First thing to check for is the screw length. If the screws are longer than the thickness of the shelf material then you'll need to use shorter screws - see above. Start by attaching a side to the bottom. Place the L-Bracket 1-1/4" from the edge. Make sure the side is flush with the edges of the bottom. Install the screws in the exact center of the L-bracket holes - an electric screwdriver works great. It won't be necessary to pre-drill the holes unless you'll be installing the screws by hand. In that case, simply hammer a tiny nail where the screws go, then pull them out with pliers to make a starter hole for the screws.
Measure the inside of the cabinet and cut 4 rails from the trim stock. It's ok if the rails are slightly (1/8") shorter than need be. If you want to paint the rails, now is the time - flat black is best.
The rails will get mounted right next to the L-brackets. If your rails are 3/4" deep and you mounted the L-brackets 1-1/4" from the edge, this will make the modules recessed 1/2" from the front edge of the cabinet.
Nailing the rails can be tricky. Pre-install the nails at slight angles so you can hit them from outside the cabinet with a hammer. If using screws, you'll have to pre-drill the rails to prevent them from splitting. A brad nailer makes this job really easy.
Mount 2 rails on each side of the cabinet. The rails in the back can be used to mount power modules, or to mount the optional rear panel.
The power supply should be mounted so that it allows as much room as possible for modules. Most Synthesizers.com modules only protrude 2.5" behind the panel. Use steel L-brackets. It might be necessary to use a stubby screw driver, a right-angle drill head, or take the top panel off to access the screws. The DC cable harness can be attached to the power supply using a plastic tyrap. Add a Q137 Power Module to finish out the power supply. This particular power setup is good for up to 66 spaces of modules, so you can share power out to other cabinets.

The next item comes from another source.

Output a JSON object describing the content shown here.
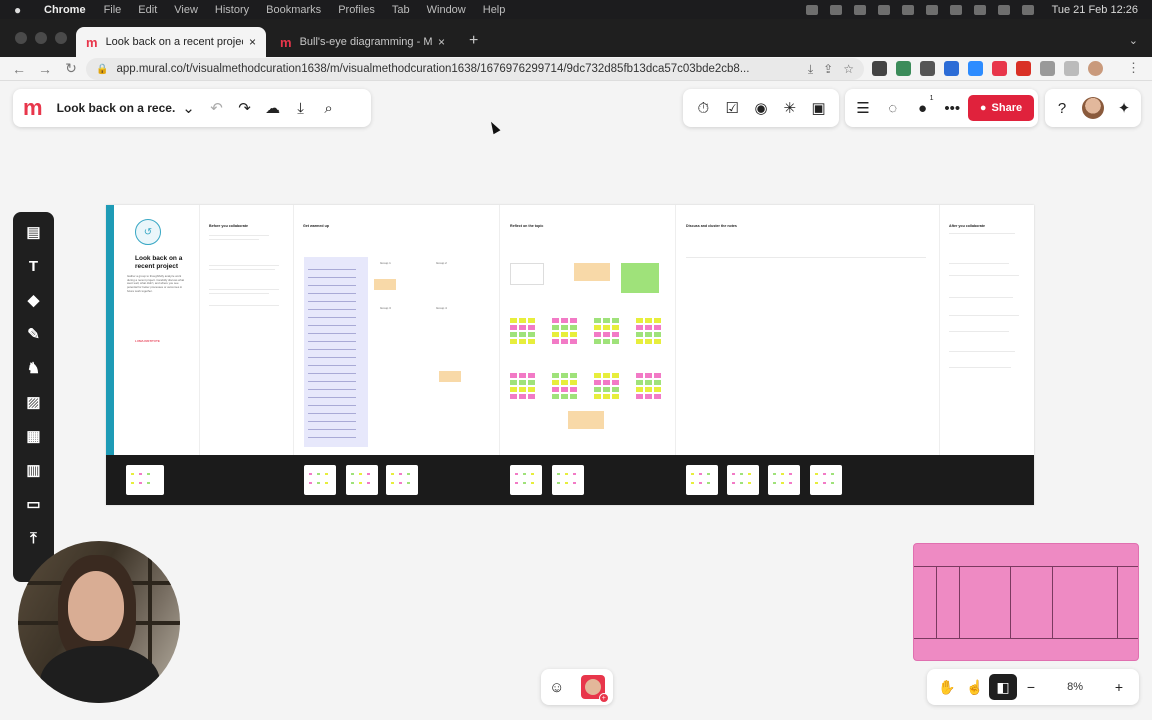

Turn the cabinet so the back is on the ground. Insert modules or blank panels into the cabinet and push them together leaving a gap on each side of the cabinet. Make sure the top edges of each module are aligned. Use a fine-tip sharpie to make a small dot in the center of each mounting hole. Drill a small hole (much smaller than the mounting screws) at each location. These holes should be about the diameter of a toothpick or a small finishing nail.
Attach a power cable to each module and secure it using 6 x 1/2" wood screws.